We knew we would be there for at least a day or so, so Matt had our friend Ed meet him at our house so we would just have one vehicle at the hospital. While he was gone, my doctor came in to check me again. I was dilated to a three. She looked at the nurse and told her to call the ambulance because I was going to Baptist.

I called Matt and let him know and he rushed back to the hospital just in time to see them taking me out of the room. I tried to joke with the ambulance people, for my sake, but they were all business. I wanted more than anything to have Matt there with me, but he was following behind in our car.
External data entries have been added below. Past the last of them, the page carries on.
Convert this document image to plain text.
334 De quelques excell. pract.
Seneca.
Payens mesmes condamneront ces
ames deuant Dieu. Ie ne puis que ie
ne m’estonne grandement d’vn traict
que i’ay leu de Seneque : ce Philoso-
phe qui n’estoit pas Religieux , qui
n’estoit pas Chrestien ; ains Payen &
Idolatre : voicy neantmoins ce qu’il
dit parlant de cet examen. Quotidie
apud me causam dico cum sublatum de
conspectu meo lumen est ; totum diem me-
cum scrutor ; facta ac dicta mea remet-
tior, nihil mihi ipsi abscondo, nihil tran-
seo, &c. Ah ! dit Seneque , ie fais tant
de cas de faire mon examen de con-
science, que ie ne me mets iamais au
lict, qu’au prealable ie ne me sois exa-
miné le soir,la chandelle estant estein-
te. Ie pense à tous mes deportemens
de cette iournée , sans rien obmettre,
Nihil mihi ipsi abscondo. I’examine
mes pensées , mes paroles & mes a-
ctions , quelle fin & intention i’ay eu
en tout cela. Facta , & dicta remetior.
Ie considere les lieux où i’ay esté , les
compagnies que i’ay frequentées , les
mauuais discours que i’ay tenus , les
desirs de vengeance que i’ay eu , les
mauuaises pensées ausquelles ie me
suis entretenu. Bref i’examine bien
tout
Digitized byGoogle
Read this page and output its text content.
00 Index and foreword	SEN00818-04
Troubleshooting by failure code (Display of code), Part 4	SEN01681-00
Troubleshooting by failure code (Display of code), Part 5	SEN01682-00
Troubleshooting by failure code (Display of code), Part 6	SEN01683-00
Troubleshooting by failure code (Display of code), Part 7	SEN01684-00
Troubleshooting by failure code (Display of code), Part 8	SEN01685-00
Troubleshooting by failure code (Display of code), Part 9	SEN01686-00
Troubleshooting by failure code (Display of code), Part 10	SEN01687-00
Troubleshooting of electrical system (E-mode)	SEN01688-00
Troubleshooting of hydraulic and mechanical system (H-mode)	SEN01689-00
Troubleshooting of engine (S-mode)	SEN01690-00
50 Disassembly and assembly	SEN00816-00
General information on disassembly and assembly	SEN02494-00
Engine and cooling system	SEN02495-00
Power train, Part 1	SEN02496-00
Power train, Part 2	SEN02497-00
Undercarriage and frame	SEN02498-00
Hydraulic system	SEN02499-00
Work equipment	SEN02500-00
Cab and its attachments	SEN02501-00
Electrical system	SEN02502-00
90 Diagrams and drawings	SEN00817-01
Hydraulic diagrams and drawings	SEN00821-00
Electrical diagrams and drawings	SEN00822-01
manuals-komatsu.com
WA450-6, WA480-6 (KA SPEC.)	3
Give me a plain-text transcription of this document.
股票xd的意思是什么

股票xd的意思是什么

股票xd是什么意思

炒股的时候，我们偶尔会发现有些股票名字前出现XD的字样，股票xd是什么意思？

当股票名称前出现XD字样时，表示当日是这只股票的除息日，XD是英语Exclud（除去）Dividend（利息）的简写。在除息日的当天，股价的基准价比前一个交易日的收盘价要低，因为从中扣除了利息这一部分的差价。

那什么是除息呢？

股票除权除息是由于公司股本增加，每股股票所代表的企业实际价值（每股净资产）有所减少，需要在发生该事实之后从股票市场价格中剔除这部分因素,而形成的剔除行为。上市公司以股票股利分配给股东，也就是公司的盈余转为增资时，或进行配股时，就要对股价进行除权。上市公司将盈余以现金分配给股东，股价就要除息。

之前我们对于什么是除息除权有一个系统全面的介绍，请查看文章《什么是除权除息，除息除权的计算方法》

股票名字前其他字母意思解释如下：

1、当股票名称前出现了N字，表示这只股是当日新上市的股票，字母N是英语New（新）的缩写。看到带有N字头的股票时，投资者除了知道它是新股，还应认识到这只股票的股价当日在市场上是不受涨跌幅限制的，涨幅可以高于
I remember looking out the window of the ambulance and seeing Lake Hefner and thinking how nice it would be to take a drive around it.

Monday, October 3, 2011

It Has Been a While

Eleven months ago I was blogging and then I stopped. My life changed dramatically and quickly and I did not feel like blogging, had no energy to blog, and had no time to blog. Life has continued to change but now I feel like blogging again, have some energy and I am trying to find the time!
A few blogs I am following are doing a 31 day challenge to blog everyday in the month of October. I am a few days behind for all of the above reasons but I am going to still try to do it even if it means running a few days into November!
As I blog these next 31 days I hope to tell the story of how and why I stopped blogging and the blessings that occurred during that time. Hint...I have two babies now!